Em relação ao desemprego, é bem verdade que as notícias mais recentes não são das melhores, mas, aqui de novo, a impaciência é inimiga da perfeição. Todo mundo está careca de saber que, com a reeleição, esse evento patriótico que só o Chico Buarque e o dr. Barbosa Lima Sobrinho persistem em fingir que não entendem, serão criados mais 7 milhões de empregos, tudo certo, como dois e dois são cinco. Por que se movem ações de inconstitucionalidade contra medidas protetoras do trabalhador, como a redução dos salários e as demissões provisórias? Será que não se nota o esforço hercúleo de nossos dirigentes, para sanar os poucos males que ainda nos atormentam?
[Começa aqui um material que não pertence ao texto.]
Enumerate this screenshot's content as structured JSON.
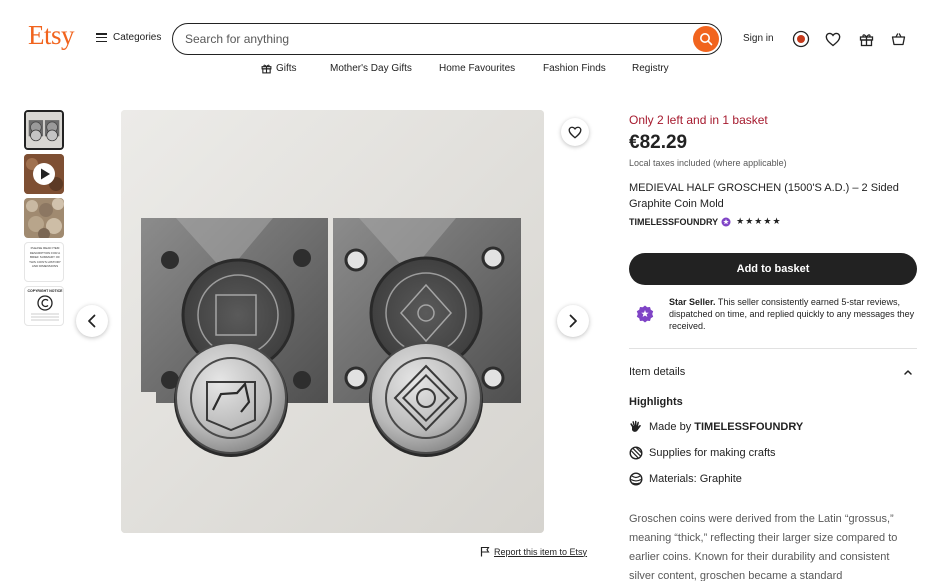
{
  "header": {
    "logo": "Etsy",
    "categories": "Categories",
    "search_placeholder": "Search for anything",
    "signin": "Sign in"
  },
  "subnav": {
    "items": [
      "Gifts",
      "Mother's Day Gifts",
      "Home Favourites",
      "Fashion Finds",
      "Registry"
    ]
  },
  "thumbnails": {
    "count": 5,
    "selected_index": 0,
    "thumb3_text": "PLEASE READ ITEM DESCRIPTION FOR A BRIEF SUMMARY OF THIS COIN'S HISTORY AND DIMENSIONS",
    "thumb4_title": "COPYRIGHT NOTICE"
  },
  "product": {
    "stock": "Only 2 left and in 1 basket",
    "price": "€82.29",
    "taxes": "Local taxes included (where applicable)",
    "title": "MEDIEVAL HALF GROSCHEN (1500'S A.D.) – 2 Sided Graphite Coin Mold",
    "seller": "TIMELESSFOUNDRY",
    "rating": 5,
    "stars": "★★★★★",
    "add_to_basket": "Add to basket"
  },
  "star_seller": {
    "label": "Star Seller.",
    "text": " This seller consistently earned 5-star reviews, dispatched on time, and replied quickly to any messages they received."
  },
  "item_details": {
    "heading": "Item details",
    "highlights": "Highlights",
    "made_by_prefix": "Made by ",
    "made_by_name": "TIMELESSFOUNDRY",
    "supplies": "Supplies for making crafts",
    "materials": "Materials: Graphite"
  },
  "description": "Groschen coins were derived from the Latin “grossus,” meaning “thick,” reflecting their larger size compared to earlier coins. Known for their durability and consistent silver content, groschen became a standard",
  "report": "Report this item to Etsy",
  "colors": {
    "brand": "#f1641e",
    "stock_red": "#a61a2e",
    "dark": "#222222",
    "star_seller_purple": "#7f44c6"
  }
}
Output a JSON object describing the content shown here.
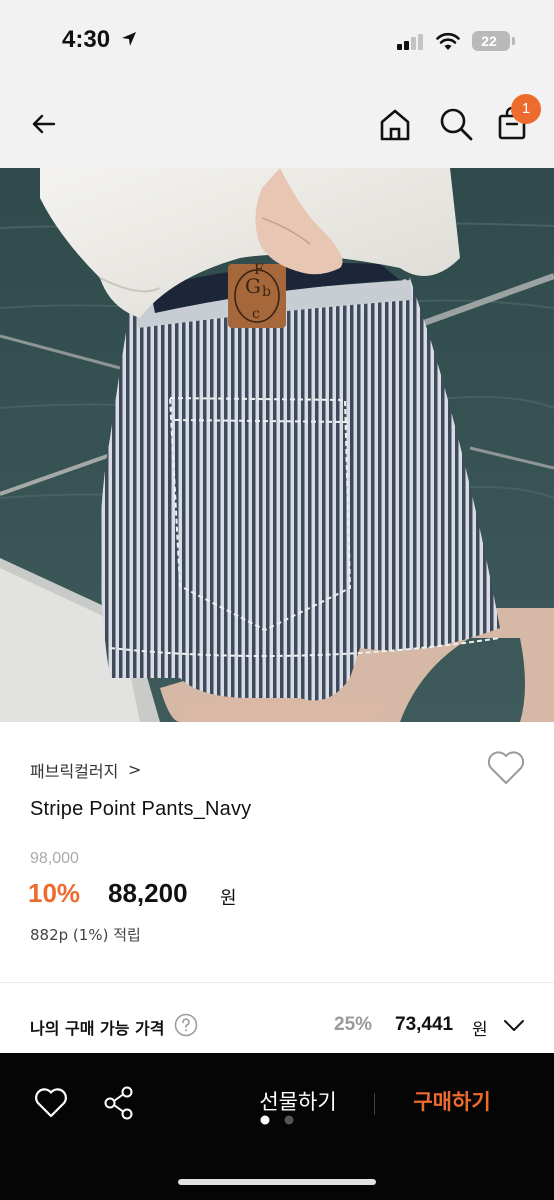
{
  "status_bar": {
    "time": "4:30",
    "battery": "22",
    "icons": [
      "location-arrow-icon",
      "signal-icon",
      "wifi-icon",
      "battery-icon"
    ]
  },
  "app_bar": {
    "icons": [
      "back-arrow-icon",
      "home-icon",
      "search-icon",
      "shopping-bag-icon"
    ],
    "cart_count": "1"
  },
  "image_carousel": {
    "current_index": 1,
    "total": 2
  },
  "product": {
    "brand": "패브릭컬러지",
    "brand_chevron": ">",
    "name": "Stripe Point Pants_Navy",
    "original_price": "98,000",
    "discount_rate": "10%",
    "sale_price": "88,200",
    "currency": "원",
    "points": "882p (1%) 적립"
  },
  "my_price": {
    "label": "나의 구매 가능 가격",
    "discount_rate": "25%",
    "price": "73,441",
    "currency": "원"
  },
  "bottom_bar": {
    "gift_label": "선물하기",
    "buy_label": "구매하기",
    "icons": [
      "heart-outline-icon",
      "share-icon"
    ]
  },
  "colors": {
    "accent": "#ec6b2d",
    "bottom_bar_bg": "#050505",
    "header_bg": "#f2f2f2"
  }
}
Será que todos persistem em ignorar que as empregadas domésticas agora passam férias na Grécia?

Na área da segurança, as mesmas palavras de conforto podem ser escutadas pelos ouvidos patrióticos. Têm sido criados conselhos e comissões de toda ordem, é preciso acabar com essa paranóia de assaltos, seqüestros e assassinatos, conseqüências inevitáveis da globalização e comuns em todas as cidades desenvolvidas. Somos tão civilizados que não botamos na cadeia — e, quando inadvertidamente botamos, é em cela especial — criminosos com nível superior, não iríamos desperdiçar assim os vastos recursos que investimos e aplicamos sabiamente, na área da educação. E, finalmente, continuamos a ser um país abençoado por Deus, nosso compatriota. Pois não é que até gente que se dizia atéia, há relativamente pouco tempo, hoje é religiosíssima? Ponhamos as mãos para o céu. No meu caso, tapando os olhos, mas isso é pura questão de foro íntimo. Te cuida, Chico!